Senada dengan Austin, Adam Boyko, seorang ahli genetika dari Universitas Cornell yang tidak terlibat dalam proyek Colossal Biosciences, juga menyatakan keraguannya. Kepada Carl Zimmer dari The New York Times, Boyko mengatakan ia tidak menganggap Romulus, Remus, dan Khaleesi sebagai serigala dire yang benar-benar "dihidupkan kembali". Meskipun serigala itu memiliki kekerabatan dekat dengan serigala abu-abu, studi genetik menunjukkan bahwa kedua garis keturunan ini berpisah sekitar 5,7 juta tahun yang lalu, tanpa adanya bukti pertukaran genetik antara leluhur serigala mengerikan dan serigala abu-abu di Amerika Utara. Perbedaan evolusioner yang signifikan ini menjadi dasar keraguan para ahli.

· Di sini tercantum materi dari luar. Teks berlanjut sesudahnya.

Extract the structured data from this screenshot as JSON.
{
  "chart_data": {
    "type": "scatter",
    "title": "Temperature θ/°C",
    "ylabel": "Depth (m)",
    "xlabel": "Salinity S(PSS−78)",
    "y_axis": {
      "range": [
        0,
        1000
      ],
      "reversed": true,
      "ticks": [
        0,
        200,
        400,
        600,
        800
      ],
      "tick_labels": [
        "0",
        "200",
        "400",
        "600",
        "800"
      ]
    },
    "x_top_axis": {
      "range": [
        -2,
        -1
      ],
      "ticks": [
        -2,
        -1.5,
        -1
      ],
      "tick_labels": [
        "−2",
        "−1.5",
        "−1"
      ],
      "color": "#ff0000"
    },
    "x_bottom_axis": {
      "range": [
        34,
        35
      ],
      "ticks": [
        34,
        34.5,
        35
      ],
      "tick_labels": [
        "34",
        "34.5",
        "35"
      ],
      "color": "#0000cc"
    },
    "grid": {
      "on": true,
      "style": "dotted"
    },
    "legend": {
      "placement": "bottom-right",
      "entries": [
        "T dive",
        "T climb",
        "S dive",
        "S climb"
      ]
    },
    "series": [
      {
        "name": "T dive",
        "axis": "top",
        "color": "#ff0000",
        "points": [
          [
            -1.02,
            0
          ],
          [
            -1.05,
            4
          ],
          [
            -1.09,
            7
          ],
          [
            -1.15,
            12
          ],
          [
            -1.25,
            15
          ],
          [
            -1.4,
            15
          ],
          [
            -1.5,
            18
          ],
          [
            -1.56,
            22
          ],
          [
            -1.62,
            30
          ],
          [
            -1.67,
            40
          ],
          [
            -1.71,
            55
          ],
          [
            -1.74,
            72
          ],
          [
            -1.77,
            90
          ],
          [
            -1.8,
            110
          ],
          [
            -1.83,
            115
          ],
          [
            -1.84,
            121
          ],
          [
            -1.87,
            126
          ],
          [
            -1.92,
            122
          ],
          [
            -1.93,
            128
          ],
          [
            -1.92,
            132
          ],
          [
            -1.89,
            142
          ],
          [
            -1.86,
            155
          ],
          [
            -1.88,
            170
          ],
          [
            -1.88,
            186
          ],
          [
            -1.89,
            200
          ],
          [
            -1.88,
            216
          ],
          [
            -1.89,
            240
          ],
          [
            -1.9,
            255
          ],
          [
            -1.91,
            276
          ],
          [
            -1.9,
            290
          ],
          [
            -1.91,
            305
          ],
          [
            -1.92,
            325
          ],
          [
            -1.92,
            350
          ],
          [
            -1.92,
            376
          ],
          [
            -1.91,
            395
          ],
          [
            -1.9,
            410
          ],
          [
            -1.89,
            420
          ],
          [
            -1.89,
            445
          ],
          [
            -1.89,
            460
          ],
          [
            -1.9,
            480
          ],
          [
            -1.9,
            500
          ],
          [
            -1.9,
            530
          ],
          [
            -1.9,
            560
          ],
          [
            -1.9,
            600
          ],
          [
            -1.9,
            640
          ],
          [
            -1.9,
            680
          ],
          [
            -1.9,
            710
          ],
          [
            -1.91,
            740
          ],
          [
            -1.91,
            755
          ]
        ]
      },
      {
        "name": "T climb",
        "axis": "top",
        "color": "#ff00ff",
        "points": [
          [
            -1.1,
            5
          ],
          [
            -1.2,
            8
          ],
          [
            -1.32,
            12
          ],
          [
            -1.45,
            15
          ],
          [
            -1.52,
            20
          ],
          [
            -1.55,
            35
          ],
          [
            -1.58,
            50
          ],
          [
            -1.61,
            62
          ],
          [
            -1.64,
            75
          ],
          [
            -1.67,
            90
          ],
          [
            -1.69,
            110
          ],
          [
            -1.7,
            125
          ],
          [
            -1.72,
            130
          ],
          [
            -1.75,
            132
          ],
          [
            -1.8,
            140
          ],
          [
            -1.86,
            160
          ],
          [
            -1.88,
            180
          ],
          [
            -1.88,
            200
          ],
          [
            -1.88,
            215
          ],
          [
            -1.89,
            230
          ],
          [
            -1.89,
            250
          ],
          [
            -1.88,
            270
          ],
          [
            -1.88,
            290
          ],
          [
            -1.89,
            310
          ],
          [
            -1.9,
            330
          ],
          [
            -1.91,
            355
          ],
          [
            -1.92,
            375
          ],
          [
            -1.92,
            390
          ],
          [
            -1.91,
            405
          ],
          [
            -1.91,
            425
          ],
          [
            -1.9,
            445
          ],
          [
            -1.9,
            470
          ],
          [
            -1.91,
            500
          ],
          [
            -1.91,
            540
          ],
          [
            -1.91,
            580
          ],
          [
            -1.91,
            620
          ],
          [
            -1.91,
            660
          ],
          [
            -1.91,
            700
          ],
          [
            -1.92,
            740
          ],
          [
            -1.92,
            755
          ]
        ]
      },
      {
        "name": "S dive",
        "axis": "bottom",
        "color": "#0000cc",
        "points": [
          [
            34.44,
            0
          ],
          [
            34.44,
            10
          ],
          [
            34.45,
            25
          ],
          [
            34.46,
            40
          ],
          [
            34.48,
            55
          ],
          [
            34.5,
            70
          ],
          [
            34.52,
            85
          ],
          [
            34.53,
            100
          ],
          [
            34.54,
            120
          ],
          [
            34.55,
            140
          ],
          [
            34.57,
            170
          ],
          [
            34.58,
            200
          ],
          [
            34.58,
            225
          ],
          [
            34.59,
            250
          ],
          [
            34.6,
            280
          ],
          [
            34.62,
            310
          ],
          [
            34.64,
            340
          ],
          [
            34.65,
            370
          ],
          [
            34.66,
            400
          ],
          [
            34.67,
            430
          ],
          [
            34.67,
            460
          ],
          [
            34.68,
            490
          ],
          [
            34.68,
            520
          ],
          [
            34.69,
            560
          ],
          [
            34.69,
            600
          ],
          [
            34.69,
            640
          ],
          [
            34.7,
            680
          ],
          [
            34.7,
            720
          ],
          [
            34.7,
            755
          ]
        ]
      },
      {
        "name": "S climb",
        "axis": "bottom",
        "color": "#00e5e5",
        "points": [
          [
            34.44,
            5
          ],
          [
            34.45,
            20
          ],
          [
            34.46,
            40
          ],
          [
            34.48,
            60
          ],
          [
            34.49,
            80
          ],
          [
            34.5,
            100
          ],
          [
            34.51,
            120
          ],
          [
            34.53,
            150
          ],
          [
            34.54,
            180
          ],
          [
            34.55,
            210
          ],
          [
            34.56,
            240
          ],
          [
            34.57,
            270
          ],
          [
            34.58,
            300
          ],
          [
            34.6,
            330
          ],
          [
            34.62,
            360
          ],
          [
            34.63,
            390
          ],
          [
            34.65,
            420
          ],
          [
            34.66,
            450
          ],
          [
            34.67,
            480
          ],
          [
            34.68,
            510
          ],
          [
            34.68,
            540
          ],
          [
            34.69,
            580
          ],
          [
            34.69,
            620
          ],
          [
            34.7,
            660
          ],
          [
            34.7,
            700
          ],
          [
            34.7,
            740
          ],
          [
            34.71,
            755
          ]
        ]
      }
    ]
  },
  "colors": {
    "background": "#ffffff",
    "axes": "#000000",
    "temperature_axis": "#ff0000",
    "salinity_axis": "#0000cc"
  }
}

Untuk menciptakan anak-anak serigala yang diklaim sebagai hasil deextinction ini, para ilmuwan di Colossal Biosciences menggunakan data sekuens genetik serigala mengerikan yang telah ada sebelumnya. Mereka kemudian melakukan sejumlah suntingan genetik yang relatif kecil, hanya sekitar 20 suntingan genetik spesifik dari total 2,5 miliar pasangan basa yang menyusun genom serigala abu-abu. Anak-anak serigala hasil rekayasa genetika ini kemudian dilahirkan oleh induk anjing pengganti, sebuah praktik umum dalam upaya reproduksi spesies yang sulit.